Его не жалели. Никто. Быть может — единицы, и они надёжно прятали свои мысли. На него смотрели едва ни с торжеством:
«Ты получил то, что заслужил, Феанор!».
«Тебя предупреждали, что Враг — всегда Враг!».
«Ты возомнил себя мудрее Валар — так вот цена твоей мудрости!».
— Как же так? — я шептал, ни к кому не обращаясь.— Ведь у него отец убит! Неужели он не стоит сострадания?!
— Преступно жалеть того, кто поставил дружбу с Врагом выше уз родства! — ответил мне кто-то. Я не помню, кто это был. И хорошо, что не помню.
Стояла тишина. Те, кто оплакивал гибель Древ, сейчас молчали. Отчаянье Феанора было для них жестокой отрадой.
Тишина. Только — звериный, безумный, разрывающий душу крик.
И жадные взгляды — глазами и осанвэ — вперенные в падшего нолдора.
Потом Феанор встал.
Его лицо было ужасно. В его взгляде была — смерть.
— Будь ты проклят, Чёрный Враг, Моргот, кому пристало лишь это имя!
Казалось, эхо разносит слова Феанора от Эккайи до Пелоров, от Арамана до Аватара.
— Будь проклята лживая твоя дружба, и обманные посулы, и подлое двуличие!
Мы стояли, оцепенев: сила Творения наполняла речь Пламенного.
— Будь прокляты руки, пролившие первую в Амане кровь!
Проклятие оборачивалось пророчеством: «первую». Не — последнюю.
— Будь прокляты цели и стремления твои! Да будет разрушен твой дом, как разрушил ты наш!
Это была война. Война, захватившая всех нас. Уже.
— Будь прокляты все, кто внимал или вонмёт твоим коварным речам!
Ты проклинаешь сам себя, Феанор?!
Несчастный…
13
«Я не предавал нашей дружбы».
Я поверил ему.
Сразу.
Я видел, что он не лжёт.
Но если он не предавал, выходит…
Да. Я понял это теперь с беспощадной ясностью.
Я ошибся. Страшно. Непоправимо.
Ниэнна была права. Я погубил того, кому предложил помощь и дружбу.
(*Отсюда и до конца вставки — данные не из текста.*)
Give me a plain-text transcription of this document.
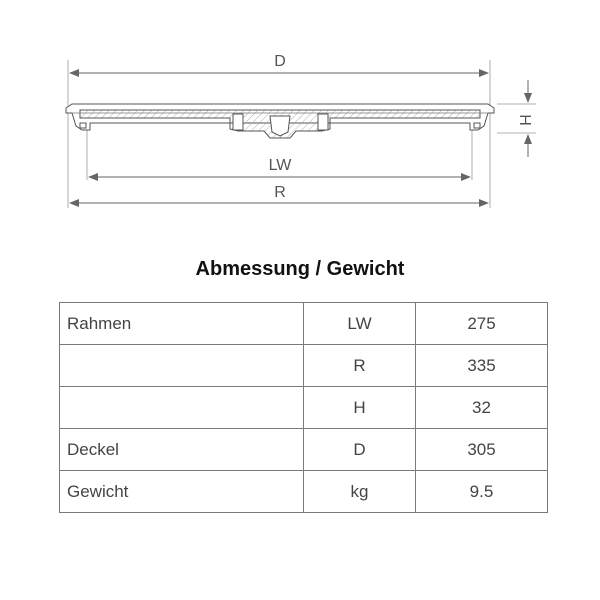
D
LW
R
H
Abmessung / Gewicht
Rahmen	LW	275
	R	335
	H	32
Deckel	D	305
Gewicht	kg	9.5
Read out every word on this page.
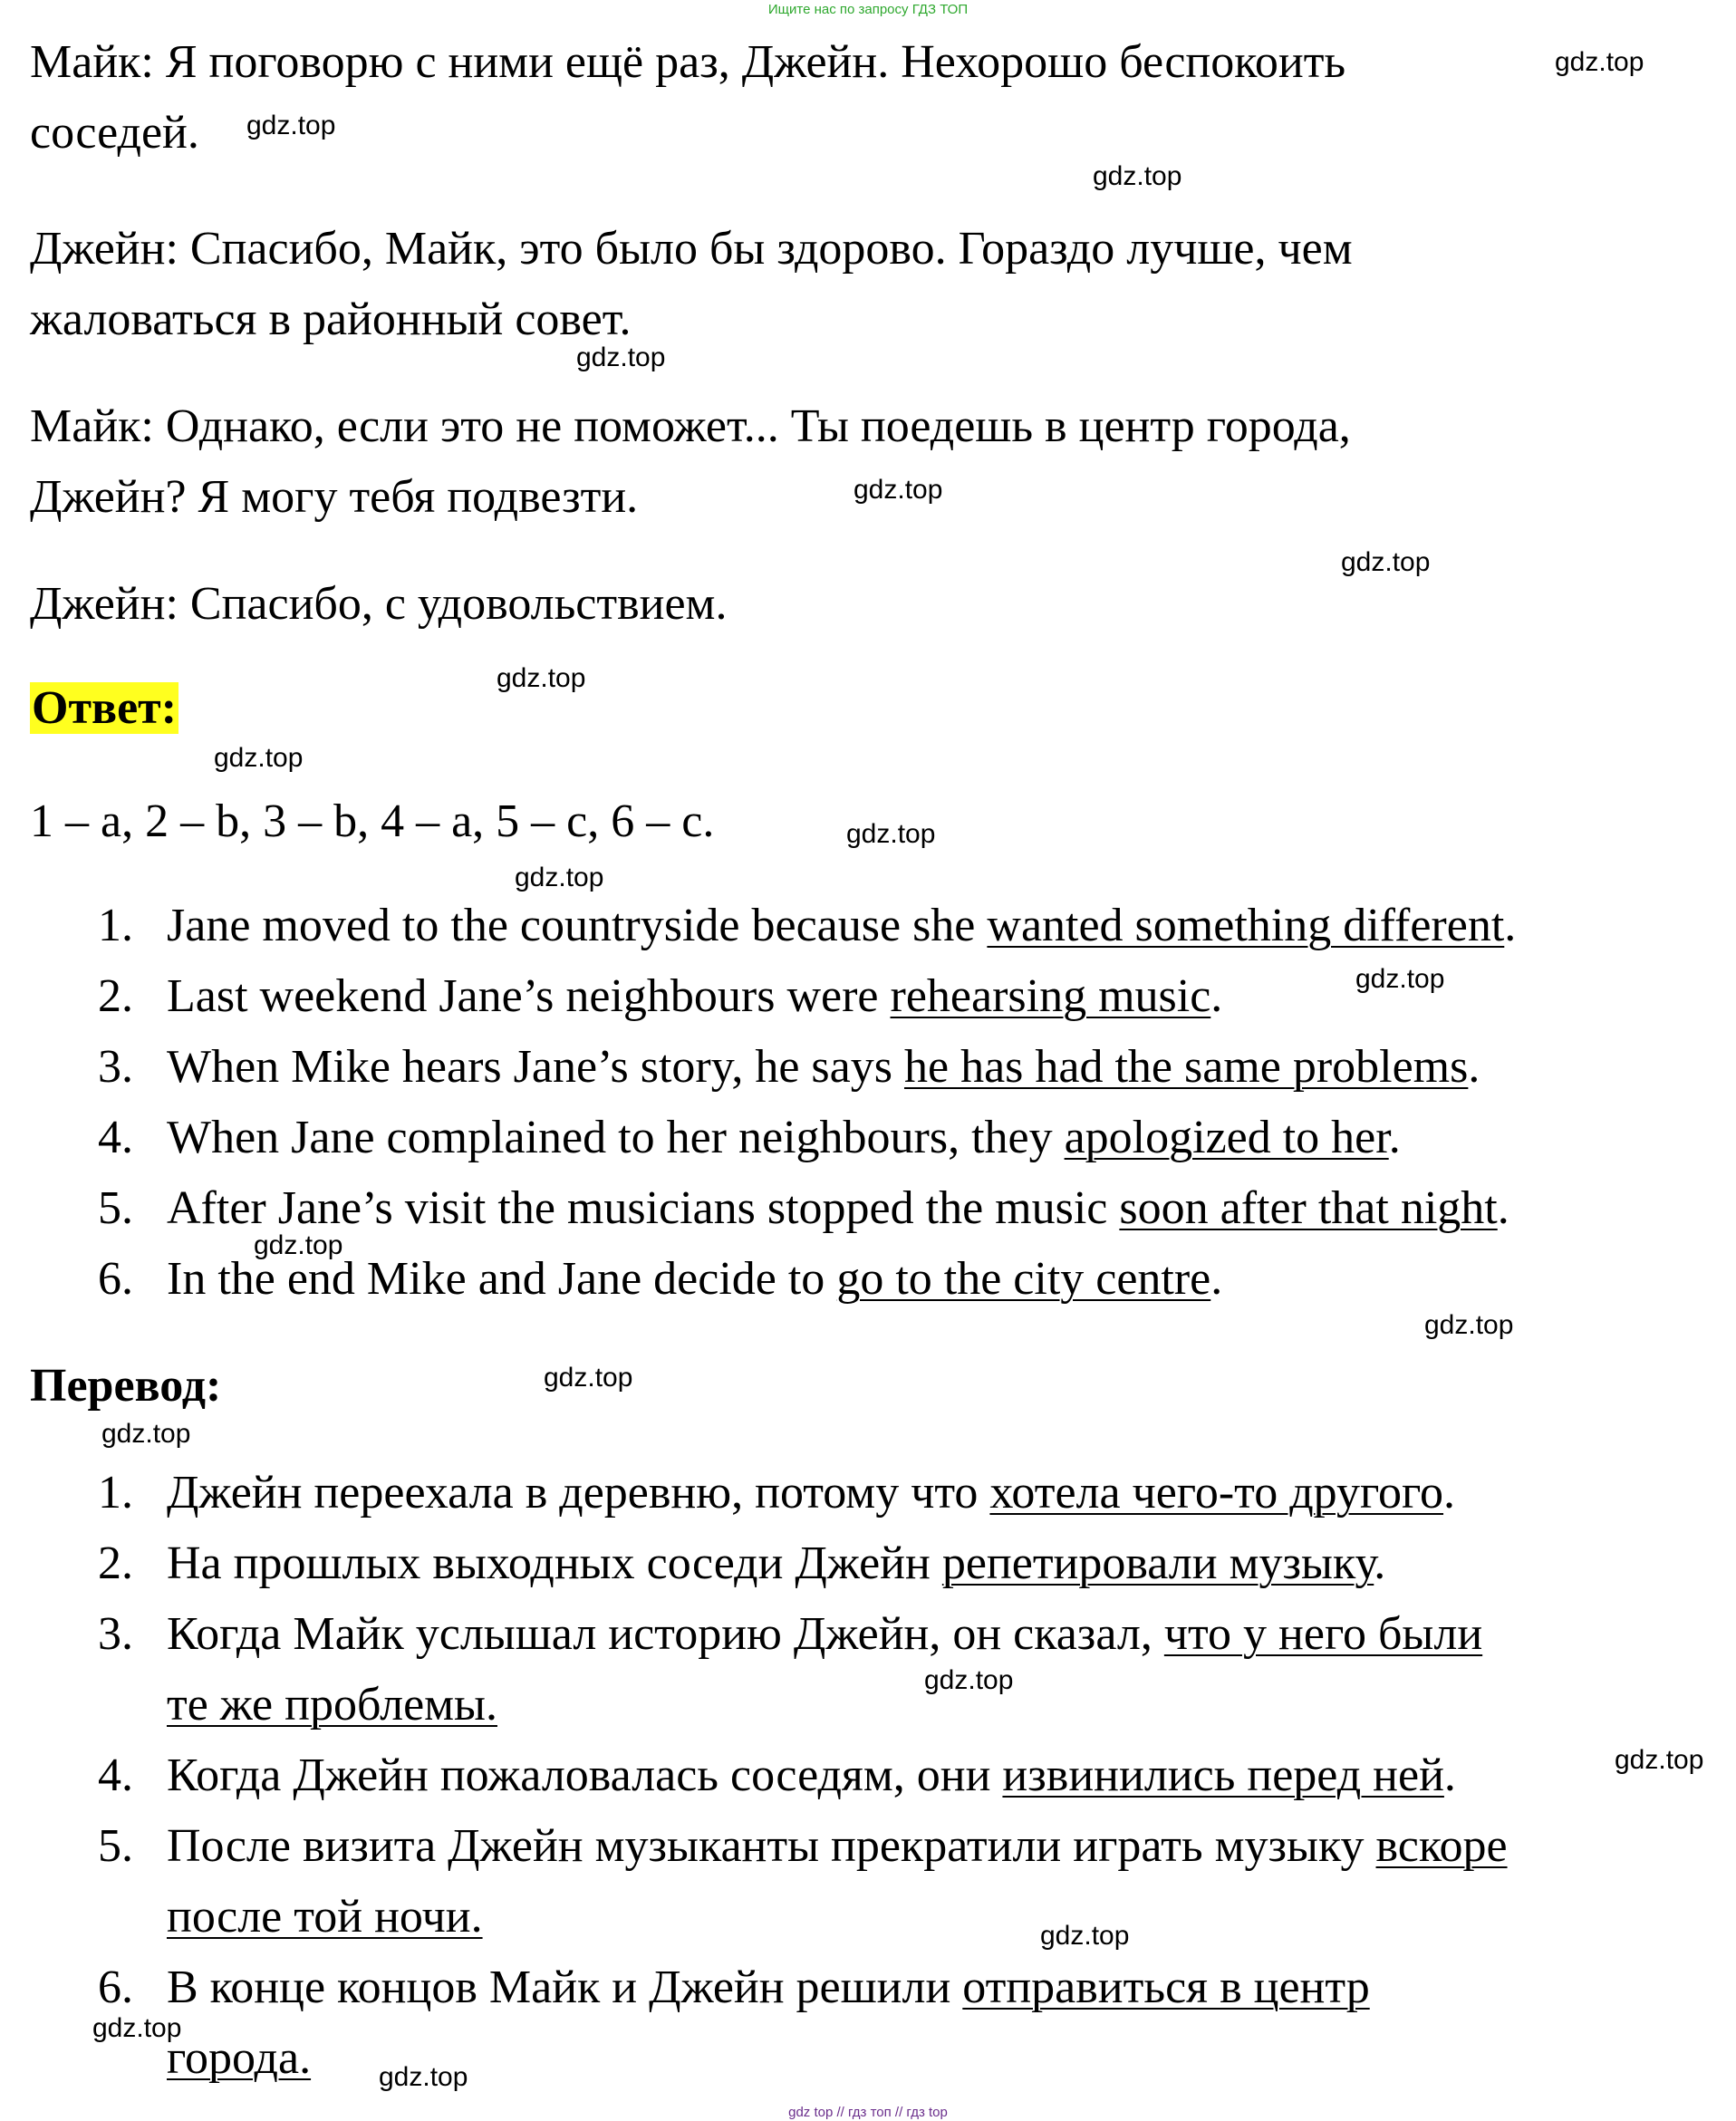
Ищите нас по запросу ГДЗ ТОП
Майк: Я поговорю с ними ещё раз, Джейн. Нехорошо беспокоить
соседей.
Джейн: Спасибо, Майк, это было бы здорово. Гораздо лучше, чем
жаловаться в районный совет.
Майк: Однако, если это не поможет... Ты поедешь в центр города,
Джейн? Я могу тебя подвезти.
Джейн: Спасибо, с удовольствием.
Ответ:
1 – a, 2 – b, 3 – b, 4 – a, 5 – c, 6 – c.
1. Jane moved to the countryside because she wanted something different.
2. Last weekend Jane’s neighbours were rehearsing music.
3. When Mike hears Jane’s story, he says he has had the same problems.
4. When Jane complained to her neighbours, they apologized to her.
5. After Jane’s visit the musicians stopped the music soon after that night.
6. In the end Mike and Jane decide to go to the city centre.
Перевод:
1. Джейн переехала в деревню, потому что хотела чего-то другого.
2. На прошлых выходных соседи Джейн репетировали музыку.
3. Когда Майк услышал историю Джейн, он сказал, что у него были
те же проблемы.
4. Когда Джейн пожаловалась соседям, они извинились перед ней.
5. После визита Джейн музыканты прекратили играть музыку вскоре
после той ночи.
6. В конце концов Майк и Джейн решили отправиться в центр
города.
gdz.top
gdz.top
gdz.top
gdz.top
gdz.top
gdz.top
gdz.top
gdz.top
gdz.top
gdz.top
gdz.top
gdz.top
gdz.top
gdz.top
gdz.top
gdz.top
gdz.top
gdz.top
gdz.top
gdz.top
gdz top // гдз топ // гдз top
Пусть и не желая этого — какая разница.
И если в гибели почти всего моего народа были виновны враги, то на сей раз ответственность лежала на мне. Полностью.
Тот, кого я уже не осмелился бы назвать другом, лежал, закрыв глаза и с трудом сдерживая слёзы, но мне нечего было сказать ему. И искупить свою вину — нечем.
В какое-то мгновение я пожалел, что балроги помешали Паучихе добить меня. Но приступ малодушия прошёл почти сразу: я не один, есть те, за кого я в ответе, моя жизнь не принадлежит мне.
Знаешь ли ты, Феанор, что ты уже отомщён? Потому что мне теперь жить — с этим. Я не могу даже прощения у тебя попросить — то, что я сделал, нельзя ни простить, ни исправить.
Что же теперь остаётся? То, что и прежде. Взвалить на себя ещё одну тяжесть и идти. Идти дальше. Не колеблясь. Не оборачиваясь.
Идти.
14
Мелькор молчал, невидяще глядя прямо перед собой. Слов не было, и тогда он просто открыл Пламенному своё сознание.
«Да,— отвечал Феанор, не очень понимая, говорит ли он вслух или мысленно.— И я больше никогда не вспомню о мести за отца — потому что даже в самом яростном гневе я не мог бы измыслить для тебя лиха большего, чем то, которое тебя постигло.
Мы хотели причинить друг другу самую сильную боль. Мы сполна сделали это. Мы были безумны в наших стремлениях, безумно жестоки и безумно удачливы. Мы с тобой наказаны самым страшным: осуществлением всех наших замыслов. Мы с тобой обрекли друг друга на то, что хуже смерти.
Мы оба сумели прозреть. В этом — кара нам обоим. Но в этом может быть спасение другим.
Мелькор, довольно о прошлом. Надо успеть исправить хоть что-то.
Надо остановить войну».
— Надо остановить войну,— эхом откликнулся Темный Вала, и взгляд его прояснился.— И мы остановим её.
Он всё же помолчал ещё немного, собираясь с мыслями: слишком силён был удар. Даже для него. Наконец, снова повернул голову к нолдору:
— Феанор, мне предстоят переговоры с Маэдросом. Я должен знать, что произошло там, в Амане. Во всех подробностях. Почему тэлери не хотели давать корабли — они ведь никогда не были мне друзьями? Что именно говорил Намо? Почему ты расстался с Финголфином? О каком предательстве говорил?